Dot Hill Corp. this week will roll out upgrades to its SANpath and SANscape storage-management software. SANscape works with Dot Hill's appliance hardware. Also this week, Veritas Software Corp. will extend some of its backup and recovery capabilities to storage systems that can be used to automatically back up and archive desktop and notebook files.

Patrick Parker, director of data systems at CBS.MarketWatch.com in San Francisco, uses SANpath for backup and recovery and also stores more than 4 terabytes of data on Dot Hill's SANscape hardware, backing up hundreds of Dell PowerEdge Windows servers. "Our SCSI cards had been a point of disaster, and SANPath gave us redundancy and the ability to swap cards on the fly," Parker says.

New SANpath features will include support for IBM AIX servers and the iSCSI and IP network-storage protocols.
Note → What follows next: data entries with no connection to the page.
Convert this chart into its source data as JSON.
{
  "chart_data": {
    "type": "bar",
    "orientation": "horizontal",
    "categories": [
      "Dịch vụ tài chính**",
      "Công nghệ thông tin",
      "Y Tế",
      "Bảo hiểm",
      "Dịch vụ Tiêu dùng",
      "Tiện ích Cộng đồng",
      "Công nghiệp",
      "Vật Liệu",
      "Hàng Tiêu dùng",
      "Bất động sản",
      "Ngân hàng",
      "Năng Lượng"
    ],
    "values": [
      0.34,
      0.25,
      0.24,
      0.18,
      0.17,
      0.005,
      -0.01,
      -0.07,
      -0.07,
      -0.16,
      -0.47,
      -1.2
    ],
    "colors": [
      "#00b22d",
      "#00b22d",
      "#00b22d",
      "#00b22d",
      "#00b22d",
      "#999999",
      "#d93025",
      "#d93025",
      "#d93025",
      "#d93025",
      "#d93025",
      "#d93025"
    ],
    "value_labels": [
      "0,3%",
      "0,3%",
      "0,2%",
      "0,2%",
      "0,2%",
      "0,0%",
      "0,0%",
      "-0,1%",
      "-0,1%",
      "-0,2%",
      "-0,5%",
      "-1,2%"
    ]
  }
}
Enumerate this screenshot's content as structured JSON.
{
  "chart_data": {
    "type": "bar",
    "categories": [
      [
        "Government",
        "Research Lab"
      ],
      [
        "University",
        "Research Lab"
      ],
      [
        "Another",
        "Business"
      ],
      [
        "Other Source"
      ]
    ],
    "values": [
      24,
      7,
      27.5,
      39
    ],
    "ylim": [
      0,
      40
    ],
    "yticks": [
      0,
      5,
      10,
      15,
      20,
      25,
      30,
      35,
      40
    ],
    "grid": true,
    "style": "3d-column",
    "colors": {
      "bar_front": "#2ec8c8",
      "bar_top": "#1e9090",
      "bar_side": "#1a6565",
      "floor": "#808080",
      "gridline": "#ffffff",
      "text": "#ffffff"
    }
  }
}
The new SANscape 2.4 includes support for Dot Hill's SANnet Axis storage appliance and the SANnet Blade 1U (1-inch high) rack-mountable RAID storage system--two upgrades that fit well with Parker's strategy to consolidate software distribution for hundreds of servers. "We could have the appliance at the center, take a snapshot of the data, and roll back to any point on the storage area network," he says. "Minneapolis, New York, and San Francisco could be updated at the same time.''

Veritas NetBackup Pro 3.5 backup and recovery software comes with updates that let IT administrators protect thousands of client systems from a single server, support Windows XP, and configure NetBackup to automatically move infrequently used data to less expensive storage sources such as tape for archiving.

International Data Corp. analyst Fred Broussard says backing up data to a common location can lead to storage overload. Adds Broussard, "Now customers can move some of it from disk to tape, for easier and cheaper archiving."